Everyday Resurrection

Don’t throw out those crusty Peeps yet. Easter isn’t over.

At a haircut the Monday after Resurrection Sunday, small talk turned to the weekend, to Easter Egg hunts and family dinners, to the excitement and exhaustion of celebration and housefulls. Her scissors snapped the conversation closed with, “ah, but now it’s back to normal life.”

For many Christians, the Easter season is just one – albeit the Big One – event along the journey of a year in worship and life together. For many, they won’t get around to “ordinary time” until after Pentecost, still a ways off, which itself ain’t chopped liver. For some, Easter Sunday begins the events of Easter Week, which continue with Bright Monday. The procession leads out of the church and into a world “charged with the grandeur of God,” as Gerard Manly Hopkins wrote,

There lives the dearest freshness deep down things;
And though the last lights off the black West went
Oh, morning, at the brown brink eastward, springs—
Because the Holy Ghost over the bent
World broods with warm breast and with ah! bright wings.
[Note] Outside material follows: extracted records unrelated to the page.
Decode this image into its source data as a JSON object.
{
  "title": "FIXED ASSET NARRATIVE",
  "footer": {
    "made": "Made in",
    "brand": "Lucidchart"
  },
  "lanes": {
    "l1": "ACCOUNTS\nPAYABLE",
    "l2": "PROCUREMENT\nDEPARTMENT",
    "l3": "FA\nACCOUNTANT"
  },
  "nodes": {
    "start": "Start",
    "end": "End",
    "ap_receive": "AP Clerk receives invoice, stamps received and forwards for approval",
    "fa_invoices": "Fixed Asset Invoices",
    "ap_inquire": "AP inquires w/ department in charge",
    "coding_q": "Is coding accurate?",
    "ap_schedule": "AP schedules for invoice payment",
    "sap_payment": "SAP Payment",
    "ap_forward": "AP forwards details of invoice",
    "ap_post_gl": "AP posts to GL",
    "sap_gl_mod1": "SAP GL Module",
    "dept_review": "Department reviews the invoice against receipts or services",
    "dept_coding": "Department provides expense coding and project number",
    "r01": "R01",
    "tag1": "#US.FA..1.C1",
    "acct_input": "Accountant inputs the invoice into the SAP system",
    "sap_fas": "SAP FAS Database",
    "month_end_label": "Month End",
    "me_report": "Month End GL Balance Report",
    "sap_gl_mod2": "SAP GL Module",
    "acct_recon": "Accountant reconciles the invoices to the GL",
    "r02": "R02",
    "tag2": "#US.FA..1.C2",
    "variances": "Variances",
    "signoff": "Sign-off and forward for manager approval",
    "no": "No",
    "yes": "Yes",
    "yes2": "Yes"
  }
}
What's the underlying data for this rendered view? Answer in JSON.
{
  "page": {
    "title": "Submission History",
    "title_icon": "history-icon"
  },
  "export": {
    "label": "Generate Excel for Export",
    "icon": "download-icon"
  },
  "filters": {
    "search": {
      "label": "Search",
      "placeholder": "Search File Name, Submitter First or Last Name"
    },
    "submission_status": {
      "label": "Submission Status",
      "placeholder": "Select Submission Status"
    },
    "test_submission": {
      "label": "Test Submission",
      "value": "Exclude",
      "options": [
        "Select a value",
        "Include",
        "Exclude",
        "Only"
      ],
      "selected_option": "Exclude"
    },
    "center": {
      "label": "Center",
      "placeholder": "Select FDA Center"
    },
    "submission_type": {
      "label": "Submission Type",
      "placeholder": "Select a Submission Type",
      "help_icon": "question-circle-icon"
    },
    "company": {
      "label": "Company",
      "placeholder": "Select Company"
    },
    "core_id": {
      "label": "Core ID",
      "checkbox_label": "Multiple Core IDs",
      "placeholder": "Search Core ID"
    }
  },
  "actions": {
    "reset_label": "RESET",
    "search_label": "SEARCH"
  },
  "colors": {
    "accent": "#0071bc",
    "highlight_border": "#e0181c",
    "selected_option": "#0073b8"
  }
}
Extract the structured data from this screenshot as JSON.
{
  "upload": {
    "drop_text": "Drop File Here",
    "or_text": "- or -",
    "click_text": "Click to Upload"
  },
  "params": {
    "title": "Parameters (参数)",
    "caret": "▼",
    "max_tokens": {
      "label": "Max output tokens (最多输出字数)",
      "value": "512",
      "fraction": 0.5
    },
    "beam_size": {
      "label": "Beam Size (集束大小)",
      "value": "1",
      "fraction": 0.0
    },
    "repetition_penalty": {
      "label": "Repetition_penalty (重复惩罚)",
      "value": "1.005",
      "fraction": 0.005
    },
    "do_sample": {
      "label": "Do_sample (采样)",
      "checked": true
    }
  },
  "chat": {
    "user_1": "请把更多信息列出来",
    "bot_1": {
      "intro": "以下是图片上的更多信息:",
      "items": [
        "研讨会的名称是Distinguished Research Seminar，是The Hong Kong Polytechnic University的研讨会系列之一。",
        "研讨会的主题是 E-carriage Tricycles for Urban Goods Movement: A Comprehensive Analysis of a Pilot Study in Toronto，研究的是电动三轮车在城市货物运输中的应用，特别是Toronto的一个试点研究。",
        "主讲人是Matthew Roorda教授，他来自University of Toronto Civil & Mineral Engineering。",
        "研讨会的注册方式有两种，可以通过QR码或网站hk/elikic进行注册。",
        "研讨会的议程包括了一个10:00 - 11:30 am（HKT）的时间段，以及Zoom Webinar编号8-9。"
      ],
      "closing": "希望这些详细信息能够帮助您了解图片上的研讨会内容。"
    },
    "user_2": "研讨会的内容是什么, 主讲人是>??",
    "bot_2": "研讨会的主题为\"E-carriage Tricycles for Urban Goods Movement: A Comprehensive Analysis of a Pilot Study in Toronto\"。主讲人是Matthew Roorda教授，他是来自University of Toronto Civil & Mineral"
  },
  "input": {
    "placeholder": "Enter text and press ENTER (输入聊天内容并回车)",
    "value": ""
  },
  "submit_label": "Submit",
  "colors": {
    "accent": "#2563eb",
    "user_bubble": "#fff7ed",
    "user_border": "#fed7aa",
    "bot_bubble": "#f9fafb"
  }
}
The “resurrection parade” leads us, every First Day of the Week, in a Dance of Realigning Hope in which everyone and everything has a role. As Eugene Peterson renders it,

He was supreme in the beginning and—leading the resurrection parade—he is supreme in the end. From beginning to end he’s there, towering far above everything, everyone. So spacious is he, so roomy, that everything of God finds its proper place in him without crowding. Not only that, but all the broken and dislocated pieces of the universe—people and things, animals and atoms—get properly fixed and fit together in vibrant harmonies, all because of his death, his blood that poured down from the cross. You yourselves are a case study of what he does. (Colossians 1:18-21)

Or, as The Voice likes to say, the Liberating King “bled peace into the world… as God’s means of reconciling the whole creation to Himself (Colossians 1:20).”

“Why do you look for the living among the dead?” ask the Easter messengers. And why would we? Bright Monday says that there is no reason to keep going back to the tombs of Friday as if the lifeless body of a crucified idea man holds anything that can redefine the Monday morning alarm clock. Why sit around waiting for the buzzing, neon NO to flash on the graveyard’s vacancy sign when the Living Christ has room for everything, and everything is charged with resurrection?

May we see with revived eyes this, and every, bright Monday.